The paper outlines several formalizations of translating conditional planning problems into QBF. These translations tackle the representation of plan executions, internal states, and contingent conditions in the planning process:

  1. Plans with Unrestricted Transition Functions: This representation uses the formalism of finite automata to detail how plans evolve, introducing internal state transitions based on observable propositions. Such plans adapt dynamically, thus accommodating nondeterministic effects in the environment.
  2. Plans as Sequences of Sets of Iterated Operators: Within this framework, plans consist of sequences where operators can be iteratively applied until conditions necessitate transitioning to a successor state.
  3. Plans as Sequences of Sets of Simple Operators: This formalization represents plans as series of operators executed in a linear fashion, with each execution path leading to a potential goal state.

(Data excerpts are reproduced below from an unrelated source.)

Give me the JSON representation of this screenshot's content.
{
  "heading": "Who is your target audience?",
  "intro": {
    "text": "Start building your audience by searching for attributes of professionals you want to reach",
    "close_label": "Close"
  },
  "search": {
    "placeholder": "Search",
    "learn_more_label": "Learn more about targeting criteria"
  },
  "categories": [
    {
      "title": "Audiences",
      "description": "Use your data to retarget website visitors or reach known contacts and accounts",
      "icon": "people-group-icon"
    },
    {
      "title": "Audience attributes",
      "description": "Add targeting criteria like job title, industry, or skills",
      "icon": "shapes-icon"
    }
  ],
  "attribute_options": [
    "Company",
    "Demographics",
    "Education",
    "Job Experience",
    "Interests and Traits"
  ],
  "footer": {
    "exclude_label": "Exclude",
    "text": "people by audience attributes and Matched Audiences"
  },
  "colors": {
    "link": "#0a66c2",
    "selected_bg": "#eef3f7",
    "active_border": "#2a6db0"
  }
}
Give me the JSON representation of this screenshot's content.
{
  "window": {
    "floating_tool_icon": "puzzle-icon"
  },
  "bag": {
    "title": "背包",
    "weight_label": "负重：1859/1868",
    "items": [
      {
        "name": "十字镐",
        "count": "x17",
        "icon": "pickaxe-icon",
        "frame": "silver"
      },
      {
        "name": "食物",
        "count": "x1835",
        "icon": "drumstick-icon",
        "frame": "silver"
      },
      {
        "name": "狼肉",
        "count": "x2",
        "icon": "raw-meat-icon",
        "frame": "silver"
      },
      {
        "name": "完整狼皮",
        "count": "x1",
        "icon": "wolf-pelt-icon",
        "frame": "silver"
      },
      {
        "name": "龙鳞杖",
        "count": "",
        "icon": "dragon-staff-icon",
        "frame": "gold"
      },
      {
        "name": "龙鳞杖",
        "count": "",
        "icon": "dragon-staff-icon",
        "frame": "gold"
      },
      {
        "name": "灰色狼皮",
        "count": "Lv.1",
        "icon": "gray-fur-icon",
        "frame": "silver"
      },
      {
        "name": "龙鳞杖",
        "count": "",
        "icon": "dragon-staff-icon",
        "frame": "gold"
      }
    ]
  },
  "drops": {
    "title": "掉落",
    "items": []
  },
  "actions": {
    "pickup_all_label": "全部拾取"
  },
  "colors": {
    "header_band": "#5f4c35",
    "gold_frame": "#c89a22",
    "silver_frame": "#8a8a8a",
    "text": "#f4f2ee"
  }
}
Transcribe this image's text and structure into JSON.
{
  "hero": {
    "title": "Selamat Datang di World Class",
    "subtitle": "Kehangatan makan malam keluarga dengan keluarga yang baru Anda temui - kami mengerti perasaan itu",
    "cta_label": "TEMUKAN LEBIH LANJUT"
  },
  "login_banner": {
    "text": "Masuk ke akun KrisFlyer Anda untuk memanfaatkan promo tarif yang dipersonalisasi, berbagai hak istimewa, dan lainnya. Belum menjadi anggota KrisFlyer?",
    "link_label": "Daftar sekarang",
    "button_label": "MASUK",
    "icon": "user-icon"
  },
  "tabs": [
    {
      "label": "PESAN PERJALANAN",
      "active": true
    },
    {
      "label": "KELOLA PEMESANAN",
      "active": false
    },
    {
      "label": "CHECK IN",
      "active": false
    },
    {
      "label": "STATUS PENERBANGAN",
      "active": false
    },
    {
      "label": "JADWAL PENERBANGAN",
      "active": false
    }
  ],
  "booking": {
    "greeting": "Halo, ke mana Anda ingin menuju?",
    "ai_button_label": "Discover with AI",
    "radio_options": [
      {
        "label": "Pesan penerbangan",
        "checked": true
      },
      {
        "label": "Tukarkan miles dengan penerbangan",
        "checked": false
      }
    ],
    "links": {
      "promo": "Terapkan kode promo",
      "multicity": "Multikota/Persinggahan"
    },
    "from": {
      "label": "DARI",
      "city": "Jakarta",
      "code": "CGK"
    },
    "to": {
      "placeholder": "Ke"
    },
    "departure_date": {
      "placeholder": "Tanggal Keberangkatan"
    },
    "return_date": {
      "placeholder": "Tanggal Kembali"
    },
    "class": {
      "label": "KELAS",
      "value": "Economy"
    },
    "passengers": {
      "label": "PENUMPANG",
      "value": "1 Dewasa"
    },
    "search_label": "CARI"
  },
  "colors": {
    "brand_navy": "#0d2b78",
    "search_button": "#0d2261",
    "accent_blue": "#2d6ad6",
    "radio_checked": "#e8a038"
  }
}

These QBF formalizations directly address the complexity inherent in conditional planning tasks, providing the flexibility needed to handle various environmental uncertainties. The scope of planning expands from mere sequence manipulation to encompass reasoning about quantifiers related to contingencies and outcomes.

Theorem Prover for QBF

A significant contribution of the paper is the development and implementation of a theorem prover designed to evaluate quantified Boolean formulae. This prover extends the Davis-Putnam procedure, commonly used for propositional logic satisfiability, to handle variations in quantifiers, thus supporting the verification of conditional plans. The paper provides detailed insights into the heuristics and optimizations incorporated into the theorem prover to enhance its performance.

Empirical Results and Discussion

The paper includes experimental evaluations demonstrating the application of the theorem prover to conditional planning problems, such as the classic blocks world and a series of benchmark conditions involving dynamically evolving environments. Notably, the paper illustrates scenarios where the theorem prover efficiently generates conditional plans that systematically consider all possible contingencies, emphasizing the computational feasibility of the proposed approach.

Implications and Future Directions

Rintanen's work contributes significantly to the field of AI planning by proposing a method that equips planners to operate under uncertainty and nondeterminism effectively. The theoretical grounding of the approach in quantified Boolean logic, coupled with the practical implementation of a theorem-proving system, offers a robust foundation for future research.

Future work may explore further computational optimizations and broader applications of the methodology in diverse domains involving complex interactions and planning under uncertainty. Additionally, advancing theorem-proving techniques for QBF in line with developments in satisfiability algorithms could enhance the scalability and efficiency of conditional planners.

In conclusion, the paper offers an insightful exploration of the challenges and solutions in constructing conditional plans through logical formalism and computational reasoning, paving the way for more advanced planning frameworks that can robustly handle real-world uncertainty.